Wednesday 10 January 2018

Asking For It - by Louise O'Neill

Title: Asking For It
Author: Louise O'Neill
Published: 3 Sep 2015
Series: -
Rating: 4 stars
Synopsis: 
It’s the beginning of the summer in a small town in Ireland. Emma O’Donovan is eighteen years old, beautiful, happy, confident.
One night, there’s a party. Everyone is there. All eyes are on Emma.
The next morning, she wakes on the front porch of her house. She can’t remember what happened, she doesn’t know how she got there.
She doesn’t know why she’s in pain.
But everyone else does. Photographs taken at the party show, in explicit detail, what happened to Emma that night.
But sometimes people don’t want to believe what is right in front of them, especially when the truth concerns the town’s heroes…

Trigger Warning: non-consent, suicide

I received this book as an ebook from NetGalley in return for an honest review.

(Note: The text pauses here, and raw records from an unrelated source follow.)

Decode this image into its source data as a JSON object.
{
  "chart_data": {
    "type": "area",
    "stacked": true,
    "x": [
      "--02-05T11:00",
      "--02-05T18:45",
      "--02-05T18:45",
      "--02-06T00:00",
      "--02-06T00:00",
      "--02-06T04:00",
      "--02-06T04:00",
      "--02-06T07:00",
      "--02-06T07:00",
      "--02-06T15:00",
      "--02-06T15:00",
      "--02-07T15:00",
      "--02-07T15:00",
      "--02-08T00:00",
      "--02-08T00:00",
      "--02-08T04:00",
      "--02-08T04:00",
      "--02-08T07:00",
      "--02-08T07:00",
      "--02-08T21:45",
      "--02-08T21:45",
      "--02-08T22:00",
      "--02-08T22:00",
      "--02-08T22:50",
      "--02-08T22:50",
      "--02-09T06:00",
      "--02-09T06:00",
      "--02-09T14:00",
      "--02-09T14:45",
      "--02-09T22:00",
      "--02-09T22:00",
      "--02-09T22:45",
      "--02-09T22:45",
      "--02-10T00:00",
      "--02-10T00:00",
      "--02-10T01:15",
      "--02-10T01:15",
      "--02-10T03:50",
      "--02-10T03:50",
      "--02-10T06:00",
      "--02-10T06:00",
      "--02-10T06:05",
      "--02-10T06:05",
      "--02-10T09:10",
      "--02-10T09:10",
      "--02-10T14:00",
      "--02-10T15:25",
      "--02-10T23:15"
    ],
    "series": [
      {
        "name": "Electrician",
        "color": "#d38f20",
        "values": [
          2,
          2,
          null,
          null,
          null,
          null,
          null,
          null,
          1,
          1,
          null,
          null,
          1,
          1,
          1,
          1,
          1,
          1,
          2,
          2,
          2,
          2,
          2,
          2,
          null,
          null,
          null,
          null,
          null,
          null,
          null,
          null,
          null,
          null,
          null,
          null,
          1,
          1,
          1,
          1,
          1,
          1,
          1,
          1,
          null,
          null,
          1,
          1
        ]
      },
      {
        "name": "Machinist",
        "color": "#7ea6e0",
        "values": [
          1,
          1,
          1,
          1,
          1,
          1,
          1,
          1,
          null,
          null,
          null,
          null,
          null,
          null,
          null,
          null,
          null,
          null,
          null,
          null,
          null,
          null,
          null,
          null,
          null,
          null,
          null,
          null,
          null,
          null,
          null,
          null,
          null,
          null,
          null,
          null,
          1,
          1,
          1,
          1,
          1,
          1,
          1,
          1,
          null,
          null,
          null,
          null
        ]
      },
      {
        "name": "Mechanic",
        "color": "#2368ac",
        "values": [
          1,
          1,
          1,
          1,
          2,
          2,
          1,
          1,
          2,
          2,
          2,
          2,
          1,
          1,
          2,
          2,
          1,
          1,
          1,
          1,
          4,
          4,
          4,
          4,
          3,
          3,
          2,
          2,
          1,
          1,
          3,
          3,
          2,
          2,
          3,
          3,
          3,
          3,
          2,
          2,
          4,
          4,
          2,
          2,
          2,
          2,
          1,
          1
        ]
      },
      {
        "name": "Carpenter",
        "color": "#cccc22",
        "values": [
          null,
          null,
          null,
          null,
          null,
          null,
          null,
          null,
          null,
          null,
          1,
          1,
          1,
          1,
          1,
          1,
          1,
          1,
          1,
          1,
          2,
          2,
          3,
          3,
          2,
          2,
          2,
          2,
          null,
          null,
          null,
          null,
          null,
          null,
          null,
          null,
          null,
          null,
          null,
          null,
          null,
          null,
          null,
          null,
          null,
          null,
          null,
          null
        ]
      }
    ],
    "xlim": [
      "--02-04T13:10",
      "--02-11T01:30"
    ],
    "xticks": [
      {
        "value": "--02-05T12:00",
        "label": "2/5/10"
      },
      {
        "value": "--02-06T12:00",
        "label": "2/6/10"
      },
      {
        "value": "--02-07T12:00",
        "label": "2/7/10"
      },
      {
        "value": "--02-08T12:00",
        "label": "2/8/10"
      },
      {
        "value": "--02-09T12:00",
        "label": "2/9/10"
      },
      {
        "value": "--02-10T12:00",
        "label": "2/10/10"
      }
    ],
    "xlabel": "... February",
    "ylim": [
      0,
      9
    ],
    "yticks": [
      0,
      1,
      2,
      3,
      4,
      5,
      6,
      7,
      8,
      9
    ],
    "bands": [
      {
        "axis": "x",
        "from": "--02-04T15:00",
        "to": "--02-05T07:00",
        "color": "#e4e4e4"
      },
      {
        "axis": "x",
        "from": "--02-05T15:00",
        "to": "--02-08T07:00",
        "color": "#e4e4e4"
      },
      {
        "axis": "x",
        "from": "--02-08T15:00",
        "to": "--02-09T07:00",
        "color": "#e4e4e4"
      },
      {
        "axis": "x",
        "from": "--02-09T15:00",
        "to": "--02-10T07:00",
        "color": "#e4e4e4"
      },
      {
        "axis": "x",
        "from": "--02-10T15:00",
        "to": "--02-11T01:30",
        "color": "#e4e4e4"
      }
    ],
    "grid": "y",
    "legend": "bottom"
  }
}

It didn't take me as long to read this book as I thought it would because I have been in a massive reading slump for months. However it did make a lot of powerful points.

"No one forced them to wear that. They're just asking for something to happen to them like that."

No.

No one forced the perpetrator to do what they did either, but they did it because they wanted to do it.

The main point of his book is that no one is ever 'asking for it' because of what they wear, how they act, and so on. Victims of sexual crimes shouldn't be made to feel punished for something that isn't their fault.

When the main character, Emma, had that happen to her, she didn't know how to cope. Yet no one takes her side and believes her (not even her best friends). This is because she wasn't the nicest person (even to her best friends), she dressed what could be classed as inappropriately, and she had slept with people before. But that's sort of the point - non-consented sex can happen to anyone of any age, race, gender, or personality type.

"They are all innocent until proven guilty. Not me, I am a liar until proven honest."

This is a book that I urge you to read. This is a book that I urge everyone to read. Especially those in high school. It's hit-you-in-the-face honesty that we live in a world like this, and Louise O'Neill doesn't sugar coat that fact.

This is a book that will stay in your mind.